Deadlock Among Partners Can Be Used As Swords by Dissenters in State Court Lawsuits
Here’s a problem that cost the principals of a business entity—that was involved in trading equities using a Quant algorithm— plenty of money, but could have been avoided if the underlying contract was drafted to provide for a way out in the case of hopeless business deadlock. This problem arose principally due to the fact that when a 3 member firm added a fourth member, there was no review of the LLC Operating Agreement. So what happened here could happen in the context of a joint venture partnership between two entities, or it could happen in the context of four owner/operators of a business entity. The agreements might provide for dispute resolution techniques, but the big elephant in the room, which no one thinks about, is that despite all the underlying issues, there are State statutes pursuant to which there can be court-ordered dissolution of the business.

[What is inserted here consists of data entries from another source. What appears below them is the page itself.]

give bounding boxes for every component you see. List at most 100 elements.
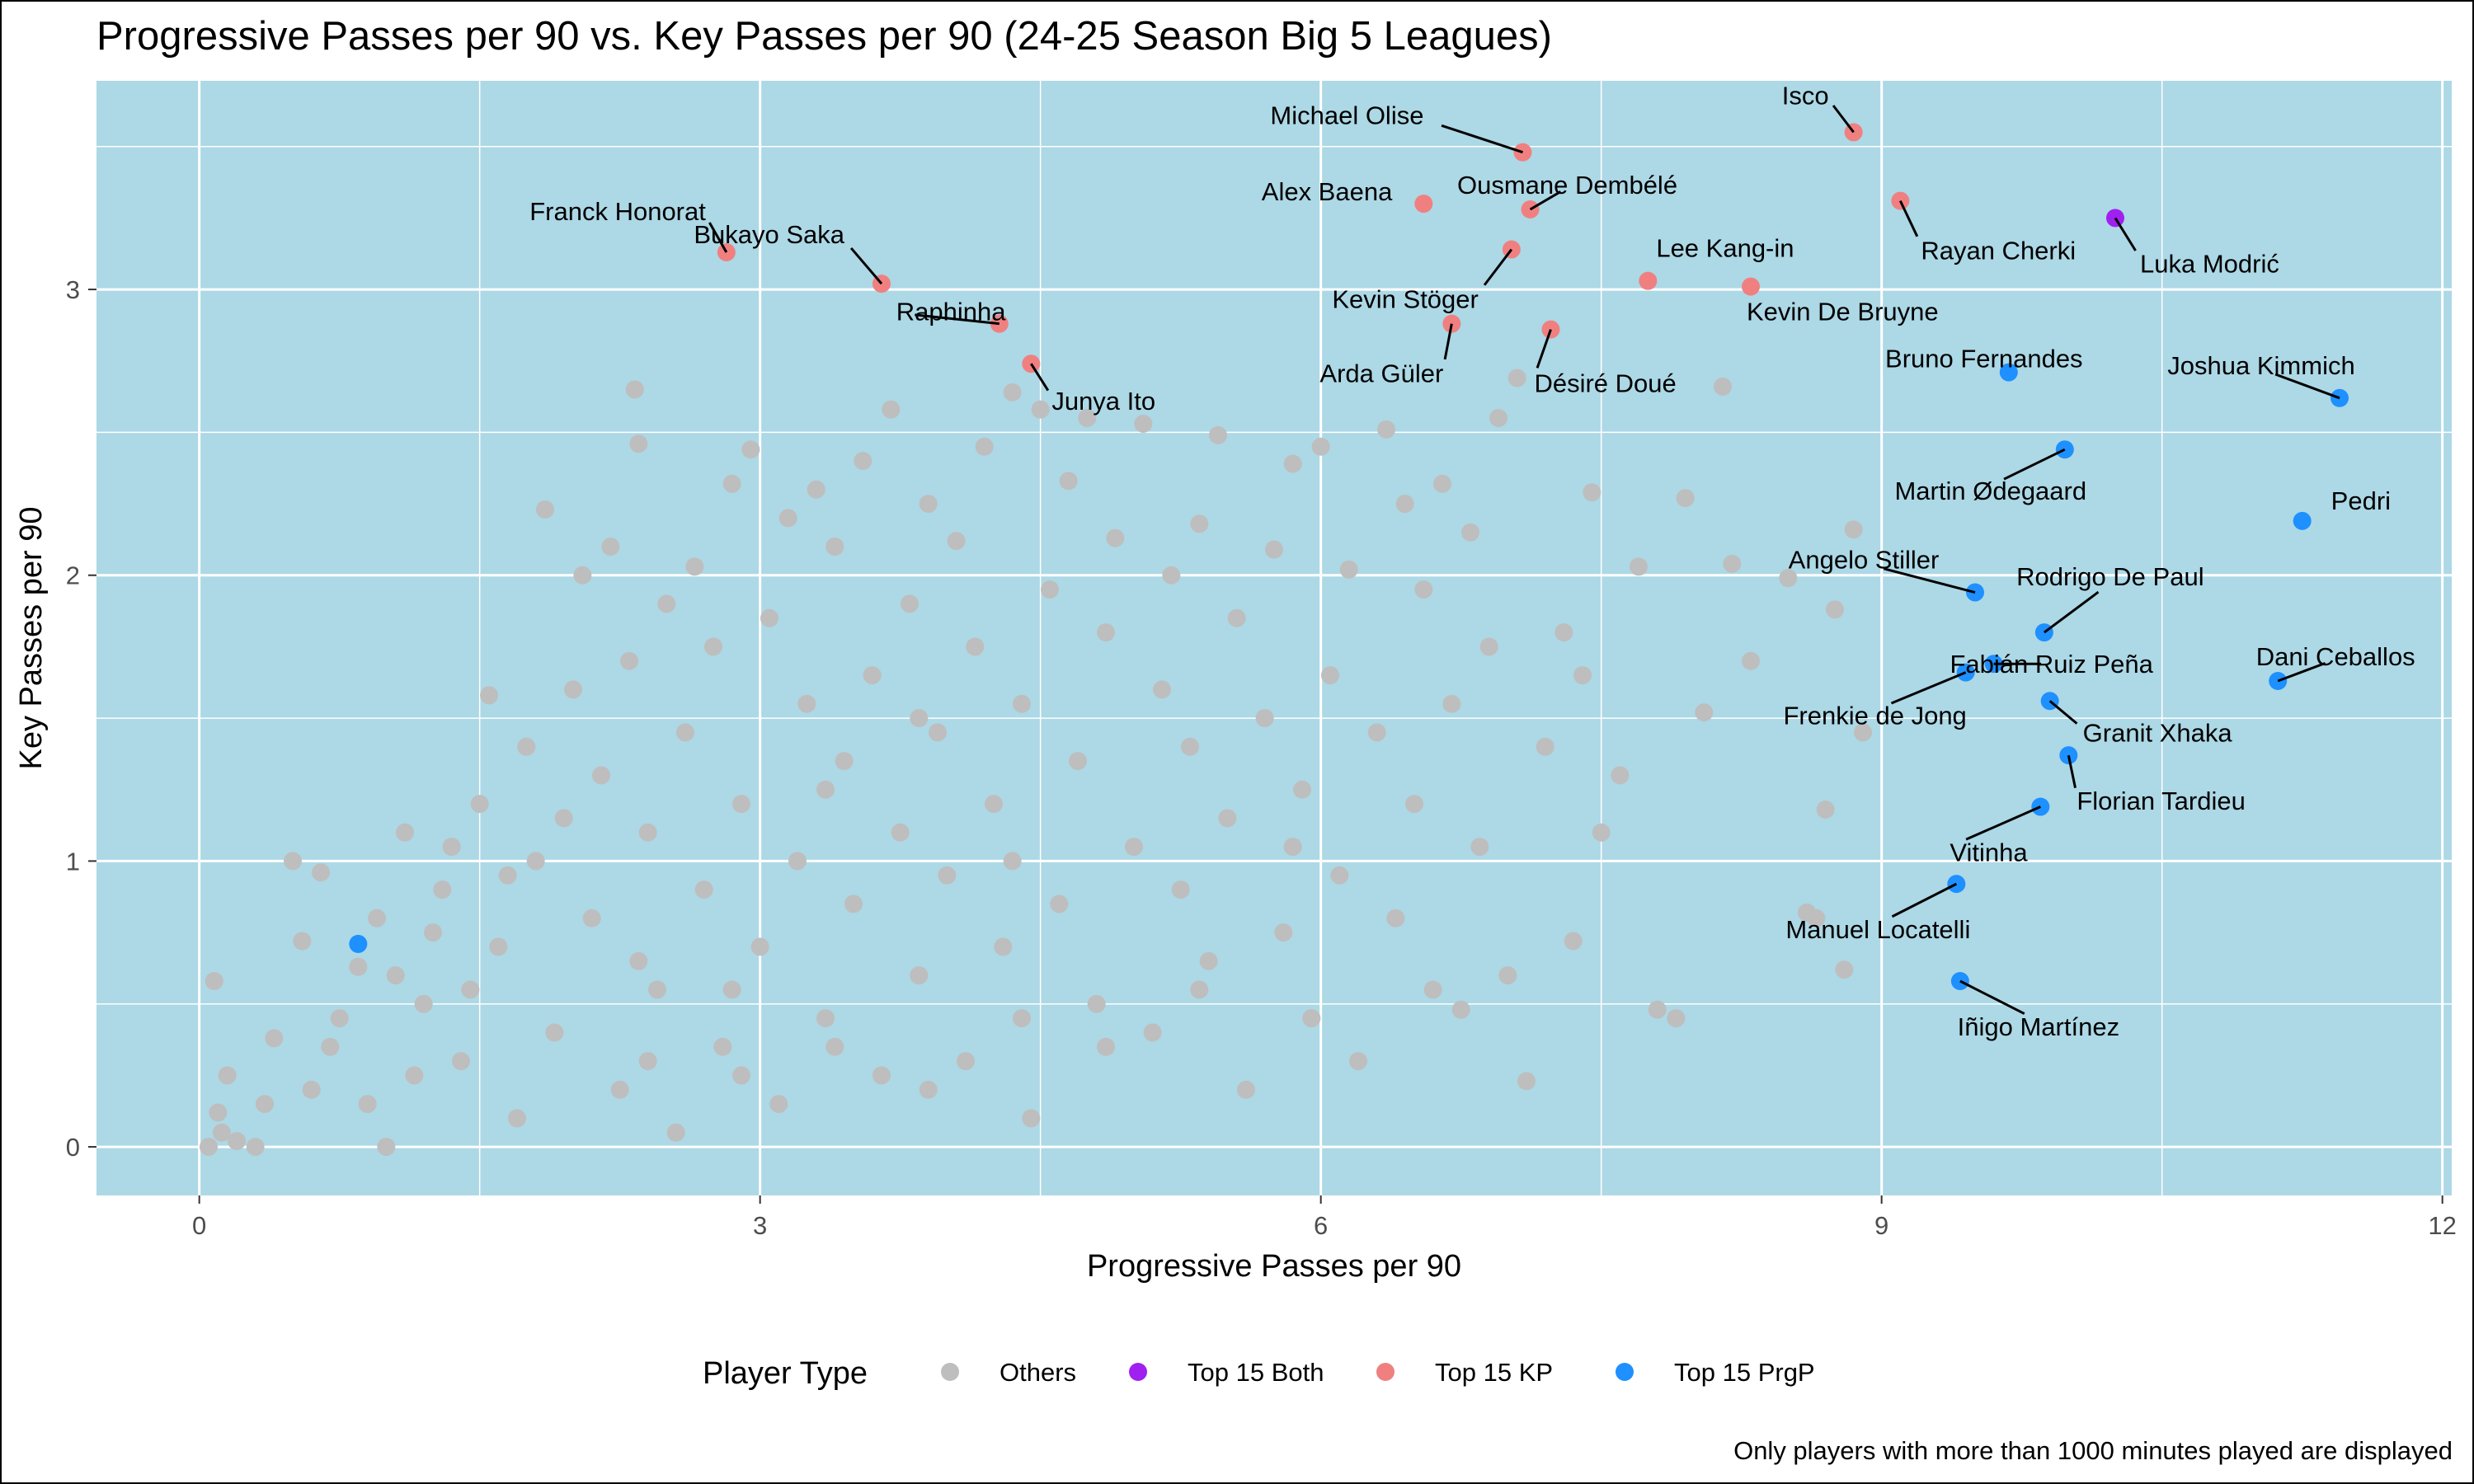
point-others [863,666,882,685]
point-others [1097,623,1115,642]
point-others [1255,709,1274,728]
point-others [694,881,713,899]
point-others [461,980,480,999]
point-others [1050,895,1069,913]
point-others [433,881,452,899]
point-others [1676,489,1695,508]
y-axis-title: Key Passes per 90 [14,507,49,770]
point-others [1592,823,1611,842]
point-others [349,957,368,976]
point-others [545,1023,564,1042]
point-others [212,1123,231,1142]
point-others [1349,1052,1367,1071]
point-others [498,866,517,885]
label-leader-line [1898,200,1919,237]
point-others [330,1009,349,1028]
point-others [816,1009,835,1028]
point-others [218,1066,237,1085]
point-others [246,1138,265,1157]
label-kevin-de-bruyne: Kevin De Bruyne [1747,298,1939,326]
label-leader-line [2043,590,2100,634]
point-others [424,923,442,942]
label-frenkie-de-jong: Frenkie de Jong [1784,702,1967,730]
point-others [882,400,901,419]
point-others [1714,377,1732,396]
point-others [1648,1000,1667,1019]
point-others [205,972,223,990]
point-others [1723,554,1742,573]
label-bruno-fernandes: Bruno Fernandes [1885,345,2083,373]
point-others [778,509,797,528]
point-others [666,1123,685,1142]
label-ousmane-dembele: Ousmane Dembélé [1457,171,1677,200]
point-others [1779,569,1798,588]
label-rodrigo-de-paul: Rodrigo De Paul [2016,562,2204,591]
point-others [564,680,582,699]
label-leader-line [2048,700,2078,725]
point-others [835,752,854,771]
point-others [1479,637,1498,656]
point-others [1695,703,1714,722]
label-leader-line [1965,805,2041,841]
point-others [1367,723,1386,742]
label-leader-line [915,313,999,326]
label-leader-line [1959,979,2025,1015]
point-others [1826,600,1844,619]
point-others [1835,960,1854,979]
point-others [396,823,414,842]
point-others [620,651,638,670]
point-others [1854,723,1872,742]
point-pedri [2293,511,2312,530]
point-others [797,694,816,713]
label-lee-kang-in: Lee Kang-in [1656,234,1794,263]
point-others [788,852,807,871]
point-bruno-fernandes [1999,363,2018,382]
point-others [1798,903,1816,922]
point-others [947,532,966,551]
point-others [592,766,610,785]
legend-label-others: Others [999,1358,1076,1387]
point-others [1199,951,1218,970]
label-michael-olise: Michael Olise [1270,101,1423,130]
point-others [1451,1000,1470,1019]
point-others [648,980,666,999]
point-others [554,809,573,828]
point-others [470,795,489,814]
label-leader-line [2114,217,2137,251]
point-others [910,966,929,985]
label-junya-ito: Junya Ito [1051,387,1155,416]
legend-label-top-15-prgp: Top 15 PrgP [1674,1358,1815,1387]
label-joshua-kimmich: Joshua Kimmich [2167,351,2354,380]
point-others [1573,666,1592,685]
point-others [1003,383,1022,402]
point-others [1442,694,1461,713]
point-others [732,795,750,814]
point-others [601,538,620,556]
label-angelo-stiller: Angelo Stiller [1789,546,1940,575]
legend-swatch-top-15-kp [1376,1363,1395,1381]
point-others [1564,932,1583,951]
point-others [1630,557,1648,576]
point-alex-baena [1414,195,1433,214]
point-others [1171,881,1190,899]
y-tick-label: 1 [66,847,80,876]
point-others [1386,909,1405,928]
point-lee-kang-in [1639,271,1658,290]
point-others [844,895,863,913]
x-tick-label: 6 [1314,1211,1328,1240]
label-luka-modric: Luka Modrić [2140,249,2279,278]
x-tick-label: 0 [192,1211,206,1240]
point-others [901,594,919,613]
label-leader-line [1441,124,1523,154]
point-others [321,1037,340,1056]
plot-panel [96,81,2452,1195]
point-others [919,495,938,514]
label-leader-line [1443,323,1453,360]
label-leader-line [2003,448,2066,481]
point-others [1041,580,1059,599]
label-kevin-stoger: Kevin Stöger [1332,285,1479,314]
label-leader-line [2067,754,2077,789]
label-raphinha: Raphinha [896,298,1006,326]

If you’re the general counsel of a company involved in a strategic partnership, take note. But I will describe the problem in the context of four owners of what was essentially a joint venture limited liability company. After a few years, there were some disagreements, and the 4 owner/managers found themselves divided into two factions, one faction wanted to dissolve the business (the “Dissolvers“), the other faction wanted to continue the business (the “Continuers“). There was no non-compete agreement governing the parties to the business, which was a trading firm. The underlying Agreement provided that all decisions were to be made unanimously.
In some cases, Dissolvers of an entity will be using “deadlock” as a ploy to dissolve so that they can continue the business under a new name, and get a business divorce from the others. In many cases, there is a non-competition clause contained in the original agreement, but sometimes that clause is not artfully drafted; it may provide that the parties may not compete with the entity after they leave the entity, but what about competing against each other?
So, despite issues such as breach of contract, breach of fiduciary duty, lack of good faith that encompassed the underlying dispute, one factor remained: there was a deadlock, and the Dissolvers made it known that under the terms of the State statute, the entity could be dissolved, without a hearing regarding the underlying issues regarding what prompted the deadlock. The other issues can be litigated in a separate action. In this instance, The Dissolvers filed a lawsuit in State court, asking the Court to dissolve the company due to deadlock.
Although the underlying issues could be litigated in a separate civil action, that was no balm for the Continuers. Civil litigation is expensive and time-consuming, and the Continuers wanted the Court to hear their arguments in the context of the dissolution lawsuit, and hoped that the Court would in this instance make a ruling not to dissolve the entity until it heard the claims made by the Continuers.
Unfortunately for the Continuers, there was no leeway for them to bootstrap their arguments into a lawsuit brought to dissolve the company pursuant to the deadlock statute. The Court had read all the submissions, and applying the letter of the law, that the company was not able to pursue its business due to the dispute among the four owner/operators, it dissolved the company and ordered the distribution of its assets in accordance with liquidation procedures.
Now, what could have been done to remedy the situation? Certainly, anytime there is an even number of parties, and equal voting power, a stalemate or deadlock can occur, especially in instances in which unanimous vote is required for company action. In many cases, the deadlock won’t affect the operation of the business, and can be worked out among the parties. However, in instances in which one set of parties is most interested in terminating the relationship, the provision calling for unanimous vote as a predicate to corporate action can be used as a sword, rather than a shield; that’s the situation described in this article. Also, if a non-compete clause doesn’t provide that the departing partner/employee cannot compete against the other partners/employer, as well as the entity, then the deadlock provision becomes attractive as a sword.
This is why it’s essential that voting agreements within these entities must be reviewed and drafted in a way to avoid deadlock. There can be clauses calling for majority of votes for certain issues, or super majority votes for other issues, and in some instances, such as dissolution of the company, or admission of another partner, the usual course is for unanimous vote. However, if there has to be a unanimous consent voting provision, the language of the Agreement can be tailored to review the provisions of the relevant State statute regarding deadlock, and language can be inserted into the Agreement so that if unanimous action is needed, there will be provisions which remove the dispute from the situations described in the relevant State deadlock statute. In the instance described herein, the Dissolvers were then able to start a new competing business, since their non-compete clause prohibited them from competing against the now-dissolved limited liability company. Even numbers of partners can bring uneven results.